Original leaf from a late 12th century medieval Psalter and Hymnal. Latin text, in rounded gothic script, on animal vellum, in brown ink. 22 lines with seventeen illuminated one-line initials alternating in burnished gold and deep blue.(136 x 100mm - 5.4 x 4")
One large nine-line illuminated initial in deep blue with delicate white tracery on a burnished gold ground and inhabited with the standing figure of St. Stephen wearing a salmon colored robe and having an orange halo. The initial is surrounded by a black, salmon and white border. (For a sister leaf to this very early Spanish Psalter, see Magg’s European Bulletin 15, #51).
Spain (Seville?), c. 1180 -1200.
The illuminated ''S'' begins Psalm 68 (King James 69) 1-15 – Sailors’ Psalm: ''Salvum me…'' (Save me, O God: for the waters are come in even unto my soul. I stick fast in the mire of the deep: and there is no sure standing.
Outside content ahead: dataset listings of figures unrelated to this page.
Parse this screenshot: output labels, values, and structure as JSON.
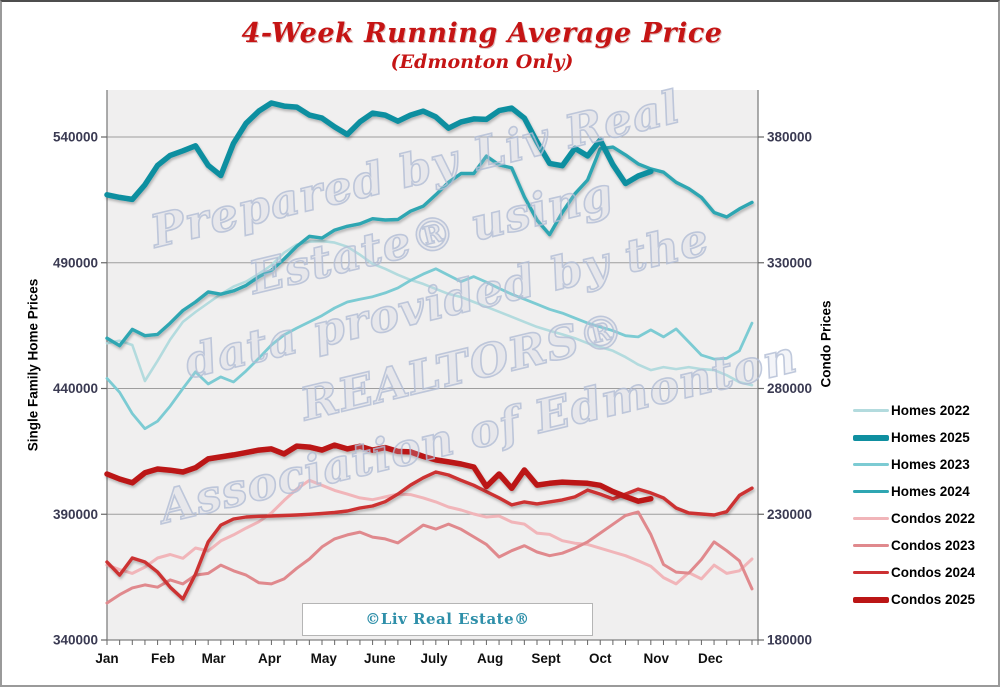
{
  "header": {
    "title": "4-Week Running Average Price",
    "subtitle": "(Edmonton Only)",
    "title_color": "#c51414"
  },
  "watermark": {
    "lines": [
      "Prepared by Liv Real",
      "Estate® using",
      "data provided by the",
      "REALTORS®",
      "Association of Edmonton"
    ]
  },
  "footer_box": {
    "text": "©Liv Real Estate®",
    "color": "#2e8fa9"
  },
  "legend": {
    "order": [
      "Homes 2022",
      "Homes 2025",
      "Homes 2023",
      "Homes 2024",
      "Condos 2022",
      "Condos 2023",
      "Condos 2024",
      "Condos 2025"
    ]
  },
  "chart_data": {
    "type": "line",
    "title": "4-Week Running Average Price",
    "subtitle": "(Edmonton Only)",
    "x_unit": "week of year (weekly ticks)",
    "grid": "horizontal",
    "legend_position": "right",
    "months": [
      "Jan",
      "Feb",
      "Mar",
      "Apr",
      "May",
      "June",
      "July",
      "Aug",
      "Sept",
      "Oct",
      "Nov",
      "Dec"
    ],
    "left_axis": {
      "label": "Single Family Home Prices",
      "ticks": [
        540000,
        490000,
        440000,
        390000,
        340000
      ],
      "tick_color": "#3a3a52"
    },
    "right_axis": {
      "label": "Condo Prices",
      "ticks": [
        380000,
        330000,
        280000,
        230000,
        180000
      ],
      "tick_color": "#3a3a52"
    },
    "series": [
      {
        "name": "Homes 2022",
        "axis": "left",
        "color": "#b3dbde",
        "width": 2.6,
        "values": [
          458000,
          459000,
          457300,
          443000,
          451000,
          459500,
          466500,
          470400,
          474000,
          477500,
          480500,
          482500,
          485600,
          489000,
          494000,
          497200,
          498400,
          498600,
          498000,
          496400,
          493200,
          489600,
          487600,
          485200,
          483200,
          481600,
          479600,
          477600,
          476400,
          474400,
          472500,
          470500,
          468500,
          466500,
          464500,
          463000,
          461500,
          460000,
          458000,
          456500,
          455000,
          452500,
          449500,
          447300,
          448500,
          447700,
          448500,
          447700,
          447300,
          445300,
          442500,
          441300
        ]
      },
      {
        "name": "Homes 2023",
        "axis": "left",
        "color": "#7ccbd3",
        "width": 2.8,
        "values": [
          444000,
          438500,
          430000,
          424000,
          427000,
          433000,
          440000,
          446600,
          441800,
          444600,
          442600,
          447000,
          452000,
          457300,
          461300,
          464000,
          466500,
          469000,
          472000,
          474400,
          475500,
          476500,
          478000,
          480000,
          483000,
          485500,
          487600,
          485000,
          482500,
          484500,
          482300,
          479800,
          477500,
          475500,
          473500,
          471500,
          470000,
          468000,
          466000,
          464500,
          463000,
          461000,
          460500,
          463300,
          460500,
          463700,
          458500,
          453300,
          451700,
          452000,
          455000,
          466000
        ]
      },
      {
        "name": "Homes 2024",
        "axis": "left",
        "color": "#2fa6b2",
        "width": 3.4,
        "values": [
          460000,
          457000,
          463500,
          461000,
          461500,
          466000,
          471000,
          474400,
          478400,
          477500,
          478800,
          481000,
          484400,
          487000,
          491500,
          496500,
          500500,
          499800,
          503000,
          504500,
          505500,
          507500,
          507000,
          507200,
          510500,
          512500,
          517000,
          522000,
          525500,
          525500,
          532400,
          528900,
          527700,
          516200,
          507000,
          501200,
          510000,
          517400,
          522900,
          535300,
          536000,
          532900,
          529300,
          527300,
          526000,
          522000,
          519500,
          516000,
          510000,
          508200,
          511400,
          514000
        ]
      },
      {
        "name": "Homes 2025",
        "axis": "left",
        "color": "#0f8fa0",
        "width": 5.5,
        "values": [
          517000,
          516000,
          515200,
          521000,
          528700,
          532700,
          534500,
          536500,
          528700,
          524700,
          537500,
          545500,
          550300,
          553500,
          552300,
          551900,
          548700,
          547500,
          544000,
          541000,
          546000,
          549500,
          548700,
          546300,
          548700,
          550300,
          548000,
          543500,
          546000,
          547200,
          547000,
          550500,
          551500,
          547500,
          538000,
          529500,
          528600,
          535500,
          532500,
          538800,
          529000,
          521500,
          524500,
          526300
        ]
      },
      {
        "name": "Condos 2022",
        "axis": "right",
        "color": "#f1b5b9",
        "width": 3.0,
        "values": [
          209800,
          208000,
          206500,
          209000,
          212600,
          214000,
          212500,
          216600,
          215400,
          219400,
          221800,
          224500,
          227000,
          230500,
          235500,
          240000,
          243500,
          241500,
          239500,
          238000,
          236500,
          235800,
          236900,
          238000,
          237800,
          236500,
          234900,
          232900,
          231700,
          230100,
          228900,
          229300,
          226900,
          226100,
          222500,
          222000,
          219500,
          218500,
          218000,
          216500,
          215000,
          213500,
          211500,
          209300,
          204800,
          202300,
          206800,
          204300,
          209800,
          206500,
          207500,
          212200
        ]
      },
      {
        "name": "Condos 2023",
        "axis": "right",
        "color": "#e0898d",
        "width": 3.0,
        "values": [
          194700,
          198000,
          200700,
          201900,
          201000,
          203900,
          202300,
          205800,
          206500,
          209800,
          207500,
          205800,
          202800,
          202300,
          204300,
          208500,
          212200,
          217000,
          220200,
          221800,
          222900,
          220900,
          220200,
          218600,
          222100,
          225700,
          224100,
          226100,
          224000,
          221000,
          218000,
          213000,
          215500,
          217500,
          215000,
          213500,
          214500,
          216500,
          219000,
          222500,
          226000,
          229500,
          230900,
          222000,
          210000,
          207000,
          206600,
          212000,
          219000,
          215500,
          211500,
          200300
        ]
      },
      {
        "name": "Condos 2024",
        "axis": "right",
        "color": "#cc3032",
        "width": 3.4,
        "values": [
          211000,
          205800,
          212600,
          211000,
          207000,
          201000,
          196300,
          206200,
          219000,
          225700,
          228100,
          228900,
          229200,
          229300,
          229500,
          229700,
          230000,
          230300,
          230700,
          231300,
          232500,
          233300,
          235000,
          238000,
          241600,
          244500,
          246800,
          245600,
          243500,
          241500,
          239000,
          236500,
          233700,
          234900,
          234100,
          234900,
          235700,
          236900,
          239600,
          238000,
          236100,
          238000,
          240000,
          238500,
          236500,
          232500,
          230500,
          230100,
          229700,
          231000,
          237500,
          240400
        ]
      },
      {
        "name": "Condos 2025",
        "axis": "right",
        "color": "#bb1515",
        "width": 5.5,
        "values": [
          246000,
          244000,
          242500,
          246500,
          248000,
          247500,
          246800,
          248500,
          252000,
          252800,
          253600,
          254500,
          255500,
          256000,
          254000,
          257100,
          256700,
          255500,
          257500,
          256000,
          257000,
          255500,
          256500,
          255000,
          254800,
          253000,
          251600,
          250800,
          250000,
          248800,
          241000,
          246000,
          240300,
          247600,
          241600,
          242300,
          242800,
          242500,
          242300,
          241500,
          239000,
          237000,
          235200,
          236200
        ]
      }
    ]
  }
}
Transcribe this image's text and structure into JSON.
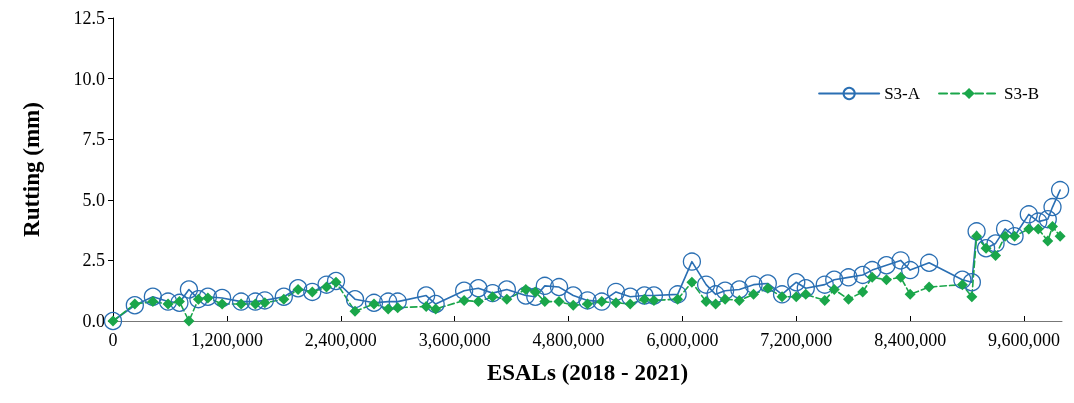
{
  "chart_data": {
    "type": "line",
    "xlabel": "ESALs (2018 - 2021)",
    "ylabel": "Rutting (mm)",
    "xlim": [
      0,
      10000000
    ],
    "xticks": [
      {
        "value": 0,
        "label": "0"
      },
      {
        "value": 1200000,
        "label": "1,200,000"
      },
      {
        "value": 2400000,
        "label": "2,400,000"
      },
      {
        "value": 3600000,
        "label": "3,600,000"
      },
      {
        "value": 4800000,
        "label": "4,800,000"
      },
      {
        "value": 6000000,
        "label": "6,000,000"
      },
      {
        "value": 7200000,
        "label": "7,200,000"
      },
      {
        "value": 8400000,
        "label": "8,400,000"
      },
      {
        "value": 9600000,
        "label": "9,600,000"
      }
    ],
    "ylim": [
      0,
      12.5
    ],
    "yticks": [
      {
        "value": 0,
        "label": "0.0"
      },
      {
        "value": 2.5,
        "label": "2.5"
      },
      {
        "value": 5,
        "label": "5.0"
      },
      {
        "value": 7.5,
        "label": "7.5"
      },
      {
        "value": 10,
        "label": "10.0"
      },
      {
        "value": 12.5,
        "label": "12.5"
      }
    ],
    "grid": false,
    "legend": "top right",
    "x": [
      0,
      230000,
      420000,
      580000,
      700000,
      800000,
      900000,
      1000000,
      1150000,
      1350000,
      1500000,
      1600000,
      1800000,
      1950000,
      2100000,
      2250000,
      2350000,
      2550000,
      2750000,
      2900000,
      3000000,
      3300000,
      3400000,
      3700000,
      3850000,
      4000000,
      4150000,
      4350000,
      4450000,
      4550000,
      4700000,
      4850000,
      5000000,
      5150000,
      5300000,
      5450000,
      5600000,
      5700000,
      5950000,
      6100000,
      6250000,
      6350000,
      6450000,
      6600000,
      6750000,
      6900000,
      7050000,
      7200000,
      7300000,
      7500000,
      7600000,
      7750000,
      7900000,
      8000000,
      8150000,
      8300000,
      8400000,
      8600000,
      8950000,
      9050000,
      9100000,
      9200000,
      9300000,
      9400000,
      9500000,
      9650000,
      9750000,
      9850000,
      9900000,
      9980000
    ],
    "series": [
      {
        "name": "S3-A",
        "color": "#2a6fb3",
        "marker": "circle",
        "line_style": "solid",
        "values": [
          0,
          0.65,
          1.0,
          0.8,
          0.75,
          1.3,
          0.9,
          1.0,
          0.95,
          0.8,
          0.8,
          0.85,
          1.0,
          1.35,
          1.2,
          1.5,
          1.65,
          0.9,
          0.75,
          0.8,
          0.8,
          1.05,
          0.7,
          1.25,
          1.35,
          1.15,
          1.3,
          1.05,
          1.0,
          1.45,
          1.4,
          1.05,
          0.85,
          0.8,
          1.2,
          1.0,
          1.05,
          1.05,
          1.1,
          2.45,
          1.5,
          1.1,
          1.25,
          1.3,
          1.5,
          1.55,
          1.1,
          1.6,
          1.35,
          1.5,
          1.7,
          1.8,
          1.9,
          2.1,
          2.3,
          2.5,
          2.1,
          2.4,
          1.7,
          1.6,
          3.7,
          3.0,
          3.2,
          3.8,
          3.5,
          4.4,
          4.1,
          4.2,
          4.7,
          5.4
        ]
      },
      {
        "name": "S3-B",
        "color": "#1aa64a",
        "marker": "diamond",
        "line_style": "dashed",
        "values": [
          0,
          0.7,
          0.8,
          0.7,
          0.8,
          0.0,
          0.9,
          0.95,
          0.7,
          0.7,
          0.7,
          0.75,
          0.9,
          1.3,
          1.2,
          1.4,
          1.6,
          0.4,
          0.7,
          0.5,
          0.55,
          0.6,
          0.5,
          0.85,
          0.8,
          1.0,
          0.9,
          1.3,
          1.2,
          0.8,
          0.8,
          0.65,
          0.7,
          0.8,
          0.75,
          0.7,
          0.9,
          0.85,
          0.9,
          1.6,
          0.8,
          0.7,
          0.9,
          0.85,
          1.1,
          1.35,
          1.0,
          1.0,
          1.1,
          0.85,
          1.3,
          0.9,
          1.2,
          1.8,
          1.7,
          1.8,
          1.1,
          1.4,
          1.5,
          1.0,
          3.5,
          3.0,
          2.7,
          3.5,
          3.5,
          3.8,
          3.8,
          3.3,
          3.9,
          3.5
        ]
      }
    ]
  }
}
I am come into the depth of the sea: and a tempest hath overwhelmed me...).
The devout were expected to engage in a series of daily devotions, structured around the reading of the Psalms. In the Middle Ages all 150 psalms were to be recited each day, but as this proved impractical, the sequence was restructured to encompass a full week!
Presented in an archival 14x11'' mat.